Asturien-León gelingt es 939, den Emir wenigstens einmal zu besiegen. Es sind eher unruhige Zeiten für die Halbinsel.
Inzwischen besteht das islamische Heer zum großen Teil aus "Slaven", zu denen auch überhaupt Nordeuropäer gezählt werden. Ein großer Teil der Bevölkerung ist arabisiert und auch islamisiert.
Die christlichen Reiche geraten dann unter faktische Oberhoheit und Tributpflichtigkeit von Cordoba, León 959 unter Sancho I. Könige von Leon und Navarra wie auch Grafen von Kastilien reisen nach Madinat Al-Zahrá, um dem Kalifen ihre Aufwartung zu machen, oder schicken wenigstens hochrangige Delegationen.
Derweil bildet sich eine Grafschaft Aragon heraus, die 924 vorübergehend unter Sanchez García in das Königreich von Pamplona integriert wird, welches sich zu der Zeit auch Rioja angliedert. Unter García Sanchez (925-71) ist das künftige Navarra mit der neuen Hauptstadt Nájera genauso mächtig wie León.
Ähnlich wie in Mitteleuropa breitet sich auch im bald so genannten Katalonien wohl unter fränkischem Einfluss Roggen aus so wie in Asturien und Galizien der Roggen den Dinkel verdrängt, und der Haferanbau nimmt zu.

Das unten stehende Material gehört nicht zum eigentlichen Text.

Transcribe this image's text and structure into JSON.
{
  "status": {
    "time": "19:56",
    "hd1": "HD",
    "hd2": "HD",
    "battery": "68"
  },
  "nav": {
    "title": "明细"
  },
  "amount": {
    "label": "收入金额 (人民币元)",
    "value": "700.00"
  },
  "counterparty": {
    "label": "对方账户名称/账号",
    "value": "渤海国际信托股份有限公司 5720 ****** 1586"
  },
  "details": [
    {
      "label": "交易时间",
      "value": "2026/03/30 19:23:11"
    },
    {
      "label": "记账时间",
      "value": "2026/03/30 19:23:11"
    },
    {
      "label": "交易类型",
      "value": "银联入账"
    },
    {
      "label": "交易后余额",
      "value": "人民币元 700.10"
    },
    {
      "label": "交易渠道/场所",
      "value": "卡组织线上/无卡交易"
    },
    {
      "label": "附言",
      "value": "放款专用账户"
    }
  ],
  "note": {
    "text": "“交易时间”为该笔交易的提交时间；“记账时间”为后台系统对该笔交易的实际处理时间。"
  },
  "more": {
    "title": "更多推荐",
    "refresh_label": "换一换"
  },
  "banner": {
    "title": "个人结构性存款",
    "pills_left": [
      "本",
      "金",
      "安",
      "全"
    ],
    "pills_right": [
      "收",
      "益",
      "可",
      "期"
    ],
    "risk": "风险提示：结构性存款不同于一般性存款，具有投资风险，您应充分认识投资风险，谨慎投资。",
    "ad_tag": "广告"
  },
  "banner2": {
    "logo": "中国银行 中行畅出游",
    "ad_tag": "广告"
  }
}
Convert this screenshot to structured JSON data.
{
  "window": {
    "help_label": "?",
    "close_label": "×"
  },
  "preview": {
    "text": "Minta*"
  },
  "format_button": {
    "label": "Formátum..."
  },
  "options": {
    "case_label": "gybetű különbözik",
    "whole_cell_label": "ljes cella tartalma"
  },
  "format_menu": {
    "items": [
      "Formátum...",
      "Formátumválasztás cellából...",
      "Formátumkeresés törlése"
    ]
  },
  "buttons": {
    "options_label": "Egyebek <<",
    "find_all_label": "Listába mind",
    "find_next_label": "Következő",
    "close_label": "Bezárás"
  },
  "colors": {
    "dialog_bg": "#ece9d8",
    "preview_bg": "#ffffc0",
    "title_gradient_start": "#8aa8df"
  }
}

Die Grafschaft Barcelona kann das Bistum Vic (Vich) wiederherstellen und daneben entstehen die Grafschaften von Urgell und der Cerdanya am Rand des Pyrenäen-Hauptkamms. In die drei teilen sich Söhne des Grafen Wifred, ohne dabei noch auf Weisungen des fränkischen Königs zu warten. 965 werden die Markgafen von Barcelona formell von der Markgrafschaft Toulouse getrennt, bleiben aber zunächst noch in engem Kontakt mit Westfranzien.
Während die Abbassiden in Bagdad in interne Konflikte geraten und ihr Einfluss schwindet, steigen neben den Omayaden in Nordafrika die Fatimiden auf, eine Familie, die sich von Alí, dem Vetter von Mohammed, herleitet und von dessen Frau Fatima, der Tochter des Propheten. Sie proklamieren als Machtmittel die Wiederherstellung der Reinheit eines schiitischen Islam als Basis ihrer Herrschaft. 909 nehmen sie Kairouan ein, das heutige Tunis, und begründen dort ihr maghrebinisches Kalifat. Als sie dann in Marokko in gefährliche Nachbarschaft zur Omeya-Herrschaft gelangen, erklärt sich Abdalrahman III. 929 selbst zum Kalifen und wird von nun an als solcher dann in allen Moscheen von Al-Andalus im Freitagsgebet erwähnt.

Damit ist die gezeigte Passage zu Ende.